Por Ricardo Sánchez*
Especial para UN PASQUÍN

Al contrario de algunas opiniones calificadas, no creo que los resultados de las elecciones al Congreso y los de las consultas internas arrojen ninguna sorpresa significativa.

La derecha se reordenó y triunfó mayoritariamente. Es la consecuencia lógica del cambio en las reglas de juego constitucionales y legales de la reelección, de la manipulación mediática, de la orgía financiera, del laberinto de los mecanismos electorales y del chantaje del mesianismo. No había otra posibilidad en esta democracia electoral de simulaciones.

Del retorno de los brujos, para recordar el libro célebre, encarnados en Antanas Mockus y Enrique Peñalosa, hay que decir que no había espacio para tanta derecha.

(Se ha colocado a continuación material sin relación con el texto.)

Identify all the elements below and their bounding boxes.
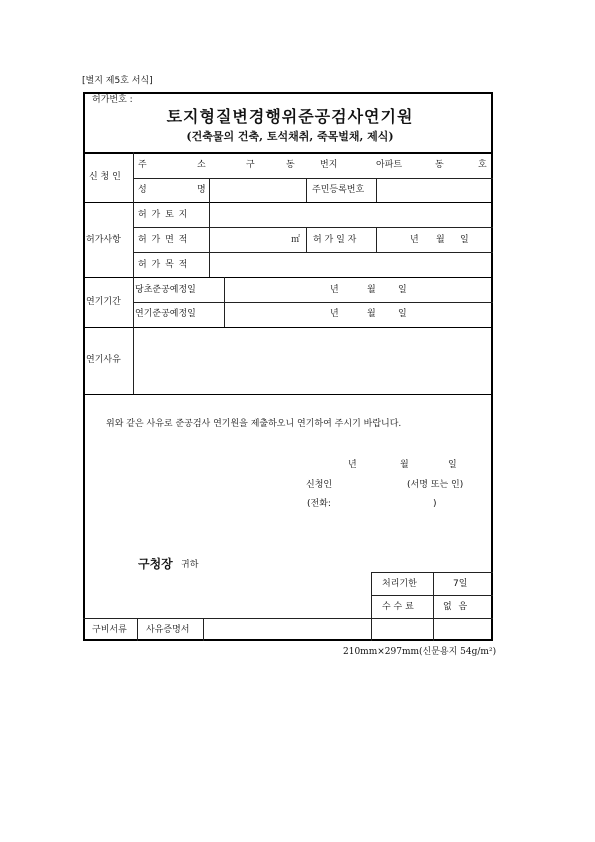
row-line <box>133 178 493 179</box>
extended-date-year: 년 <box>330 309 339 319</box>
col-line <box>371 572 372 641</box>
area-unit: ㎡ <box>291 235 301 245</box>
attachments-value: 사유증명서 <box>146 625 190 635</box>
paper-spec-note: 210mm×297mm(신문용지 54g/m²) <box>343 647 497 657</box>
recipient-suffix: 귀하 <box>181 560 199 570</box>
col-line <box>209 178 210 277</box>
col-line <box>137 618 138 641</box>
sign-date-day: 일 <box>448 460 457 470</box>
box-line <box>83 618 493 619</box>
attachments-label: 구비서류 <box>92 625 127 635</box>
sign-date-year: 년 <box>348 460 357 470</box>
box-line <box>371 595 493 596</box>
address-part-gu: 구 <box>246 160 255 170</box>
permit-date-day: 일 <box>460 235 469 245</box>
address-label-b: 소 <box>197 160 206 170</box>
address-part-beonji: 번지 <box>320 160 338 170</box>
form-subtitle: (건축물의 건축, 토석채취, 죽목벌채, 제식) <box>186 130 394 143</box>
original-date-month: 월 <box>367 285 376 295</box>
section-line <box>83 327 493 328</box>
extended-date-month: 월 <box>367 309 376 319</box>
name-label-b: 명 <box>197 185 206 195</box>
original-date-day: 일 <box>398 285 407 295</box>
seal-note: (서명 또는 인) <box>407 480 464 490</box>
applicant-signature-label: 신청인 <box>306 480 333 490</box>
section-permit: 허가사항 <box>86 235 121 245</box>
address-part-dong2: 동 <box>435 160 444 170</box>
phone-label: (전화: <box>307 499 331 509</box>
row-line <box>133 227 493 228</box>
permit-date-month: 월 <box>436 235 445 245</box>
col-line <box>306 178 307 202</box>
processing-period-value: 7일 <box>453 579 468 589</box>
fee-label: 수 수 료 <box>382 602 414 612</box>
phone-close: ) <box>433 499 437 509</box>
col-line <box>306 227 307 252</box>
section-line <box>83 394 493 395</box>
fee-value: 없 음 <box>443 602 470 612</box>
section-reason: 연기사유 <box>86 355 121 365</box>
permit-date-year: 년 <box>410 235 419 245</box>
section-extension: 연기기간 <box>86 297 121 307</box>
address-label-a: 주 <box>138 160 147 170</box>
sign-date-month: 월 <box>400 460 409 470</box>
col-line <box>203 618 204 641</box>
form-title: 토지형질변경행위준공검사연기원 <box>166 107 414 126</box>
permit-area-label: 허 가 면 적 <box>138 235 189 245</box>
permit-purpose-label: 허 가 목 적 <box>138 260 189 270</box>
address-part-apt: 아파트 <box>376 160 403 170</box>
box-line <box>371 572 493 573</box>
col-line <box>376 178 377 202</box>
original-completion-label: 당초준공예정일 <box>135 285 196 295</box>
original-date-year: 년 <box>330 285 339 295</box>
section-line <box>83 277 493 278</box>
processing-period-label: 처리기한 <box>382 579 417 589</box>
col-line <box>224 277 225 327</box>
extended-date-day: 일 <box>398 309 407 319</box>
name-label-a: 성 <box>138 185 147 195</box>
table-top-line <box>83 152 493 154</box>
col-line <box>376 227 377 252</box>
section-applicant: 신 청 인 <box>89 172 121 182</box>
permit-date-label: 허 가 일 자 <box>313 235 357 245</box>
address-part-dong: 동 <box>286 160 295 170</box>
permit-number-label: 허가번호 : <box>92 95 133 105</box>
id-number-label: 주민등록번호 <box>312 185 365 195</box>
address-part-ho: 호 <box>478 160 487 170</box>
col-line <box>133 152 134 394</box>
permit-land-label: 허 가 토 지 <box>138 210 189 220</box>
form-number-label: [별지 제5호 서식] <box>82 76 153 86</box>
extended-completion-label: 연기준공예정일 <box>135 309 196 319</box>
row-line <box>133 302 493 303</box>
col-line <box>433 572 434 595</box>
row-line <box>133 252 493 253</box>
section-line <box>83 202 493 203</box>
recipient-title: 구청장 <box>138 557 173 571</box>
col-line <box>433 595 434 641</box>
statement-text: 위와 같은 사유로 준공검사 연기원을 제출하오니 연기하여 주시기 바랍니다. <box>106 419 402 429</box>
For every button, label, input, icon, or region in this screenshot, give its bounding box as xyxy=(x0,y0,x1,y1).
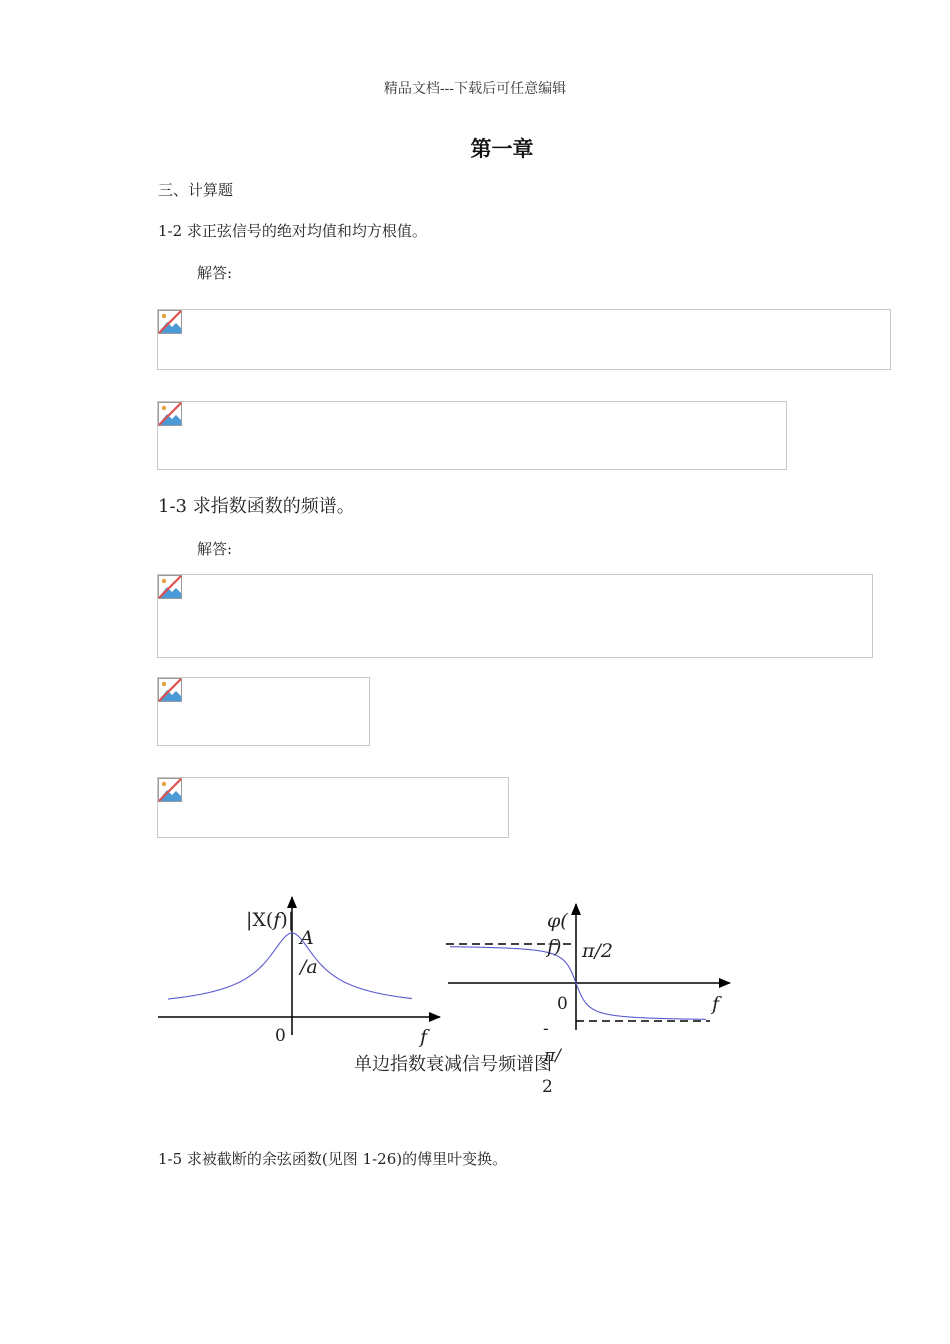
magnitude-y-label: |X(f)| xyxy=(246,909,295,931)
phase-bottom-label-a: - xyxy=(543,1019,549,1039)
phase-bottom-label-c: 2 xyxy=(542,1077,553,1097)
figure-caption: 单边指数衰减信号频谱图 xyxy=(354,1054,552,1075)
spectrum-diagram xyxy=(150,880,750,1110)
formula-image-4 xyxy=(157,677,370,746)
formula-image-3 xyxy=(157,574,873,658)
peak-label-a-over: /a xyxy=(300,956,318,978)
broken-image-icon xyxy=(158,402,182,426)
magnitude-x-label: f xyxy=(420,1026,428,1048)
problem-1-3: 1-3 求指数函数的频谱。 xyxy=(158,496,355,517)
problem-1-2: 1-2 求正弦信号的绝对均值和均方根值。 xyxy=(158,222,427,240)
broken-image-icon xyxy=(158,678,182,702)
magnitude-curve xyxy=(168,933,412,999)
magnitude-origin: 0 xyxy=(275,1026,286,1046)
peak-label-a: A xyxy=(300,927,314,949)
answer-label: 解答: xyxy=(197,264,233,282)
problem-1-5: 1-5 求被截断的余弦函数(见图 1-26)的傅里叶变换。 xyxy=(158,1150,508,1168)
page-header: 精品文档---下载后可任意编辑 xyxy=(383,81,567,97)
phase-x-label: f xyxy=(712,993,720,1015)
formula-image-2 xyxy=(157,401,787,470)
section-heading: 三、计算题 xyxy=(158,181,234,199)
phase-y-label-a: φ( xyxy=(547,910,568,932)
broken-image-icon xyxy=(158,310,182,334)
chapter-title: 第一章 xyxy=(470,137,534,161)
formula-image-5 xyxy=(157,777,509,838)
phase-top-label: π/2 xyxy=(582,940,613,962)
phase-y-label-b: f) xyxy=(547,936,562,958)
magnitude-plot xyxy=(158,897,440,1048)
spectrum-figure xyxy=(150,880,750,1110)
formula-image-1 xyxy=(157,309,891,370)
broken-image-icon xyxy=(158,778,182,802)
broken-image-icon xyxy=(158,575,182,599)
phase-origin: 0 xyxy=(557,994,568,1014)
answer-label: 解答: xyxy=(197,540,233,558)
phase-bottom-label-b: π/ xyxy=(544,1046,561,1066)
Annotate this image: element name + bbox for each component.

En el liberalismo, no es sorpresa, el triunfo del candidato tradicional de esta colectividad: Horacio Serpa Uribe. Este partido no aumentó su votación, porque aún habiendo defendido las libertades contra el paramilitarismo, apareció en lo fundamental identificado con el programa económico del establecimiento del señor presidente.

Sólo los grandes medios quisieron ignorar la campaña de Carlos Gaviria, e invocan su sorpresa. La suya fue una jornada intensa y extensa con programas, ideas claras y carácter. Convenció a la izquierda democrática de que su nombre es la mejor opción para el nuevo partido: el Polo Democrático Alternativo. Pero también, abrió escenarios con los sectores independientes y populares que se han ido sintonizando con el Maestro-presidente, de acuerdo al cariñoso apelativo que le dan artistas que lo acompañan.

En los resultados, el Polo subió su representación parlamentaria a 11 senadores, y en la Cámara sumó 4 escaños a los 4 que tenía, para un total de 8. Las elecciones en Bogotá fueron favorables y los votos para Gustavo Petro, Jorge Enrique Robledo y Gloria Inés Ramírez, entre otros, fueron preferencialmente destacados.

La significativa abstención sigue expresando descreimiento y marginalidad frente al sistema político y está en la media histórica. No constituye entonces ninguna sorpresa electoral para las parlamentarias.

El escenario político, con su trasfondo de crisis social y de permanencia de las violencias, tiende no obstante a racionalizarse. De un lado, una derecha arrogante y bonapartista en torno a Uribe, y de otro, dos partidos de oposición, el Polo y el Liberal. La discusión sobre táctica política de estos dos partidos para las presidenciales, se coloca al orden del día como su punto más urgente: Programa, reglas de juego y sobre todo, esforzarse para que haya segunda vuelta, lo cual, en las condiciones en que vivimos, podría abrir un escenario favorable a la oposición. Porque la desigualdad aumenta, la concentración de riqueza se agiganta y el libre comercio con el T.L.C., nos postra como nación y sociedad.

Porque requerimos una verdadera Oposición: creíble y consecuente, la pregunta-desafío, es: ¿Logrará la izquierda democrática colocarse a la cabeza de una coalición popular democrática, o será simplemente furgón de cola?



* Profesor de la Universidad Nacional y de la Universidad Externado.